La campagne électorale s’inscrit dans une série d’élections (présidentielles et législatives en 2007, municipales en 2008, européennes en 2009) qui vont dans les trois prochaines années recomposer le paysage politique français. Il nous faut dans l’immédiat, construire un front contre la droite-extrême ; à moyen terme, ouvrir une perspective alternative, et à long terme, mener l’offensive dans la bataille des idées. C’est dans ce contexte que se situe la construction de la prochaine période de Attac.

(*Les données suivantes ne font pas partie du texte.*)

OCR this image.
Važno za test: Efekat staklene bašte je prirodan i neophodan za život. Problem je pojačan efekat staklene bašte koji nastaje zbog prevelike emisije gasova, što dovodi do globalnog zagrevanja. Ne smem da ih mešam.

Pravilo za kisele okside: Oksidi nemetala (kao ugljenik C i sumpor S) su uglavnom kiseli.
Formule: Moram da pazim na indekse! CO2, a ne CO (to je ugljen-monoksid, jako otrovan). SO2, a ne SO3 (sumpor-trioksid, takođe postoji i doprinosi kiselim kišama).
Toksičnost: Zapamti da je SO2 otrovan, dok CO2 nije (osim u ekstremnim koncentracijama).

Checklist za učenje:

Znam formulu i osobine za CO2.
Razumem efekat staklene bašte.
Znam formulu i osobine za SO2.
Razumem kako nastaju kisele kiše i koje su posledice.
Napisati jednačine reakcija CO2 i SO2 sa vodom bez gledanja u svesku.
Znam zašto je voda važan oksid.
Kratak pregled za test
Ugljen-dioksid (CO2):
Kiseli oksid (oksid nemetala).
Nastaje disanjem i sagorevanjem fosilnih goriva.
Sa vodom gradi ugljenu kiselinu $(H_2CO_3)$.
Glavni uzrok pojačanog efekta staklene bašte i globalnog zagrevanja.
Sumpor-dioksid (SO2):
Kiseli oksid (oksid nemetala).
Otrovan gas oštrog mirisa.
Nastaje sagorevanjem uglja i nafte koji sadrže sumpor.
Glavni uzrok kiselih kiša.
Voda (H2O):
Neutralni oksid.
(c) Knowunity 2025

Une offensive conservatrice d’une rare violence

La contre-offensive sociale s’appuie toujours sur le chômage et la précarisation. Elle met en scène la logique de l’ajustement au marché mondial et la dictature du marché mondial des capitaux. Alors que les profits n’ont jamais été aussi grands, les licenciements augmentent et la pression sur les salaires s’accentuent. Le scandale des stocks options, des « parachutes en or » et des cadeaux fiscaux étale un cynisme et une indécence insupportable.

La société est en danger. Les inégalités sociales se creusent, la pauvreté progresse dans notre société et dans le monde. Le lien social se brise. La crise du logement témoigne de la pauvreté, de l’exclusion et de la déshérence des politiques publiques. L’insécurité augmente, elle est la conséquence directe et le résultat recherché des politiques dominantes. Plus de 75% des résidents en France pensent qu’ils pourraient devenir des SDF ! Insécurité sociale et peur du chômage, insécurité écologique et peur de l’avenir des générations futures, insécurité physique et peur du terrorisme et des guerres, insécurité civique et peur de la violence.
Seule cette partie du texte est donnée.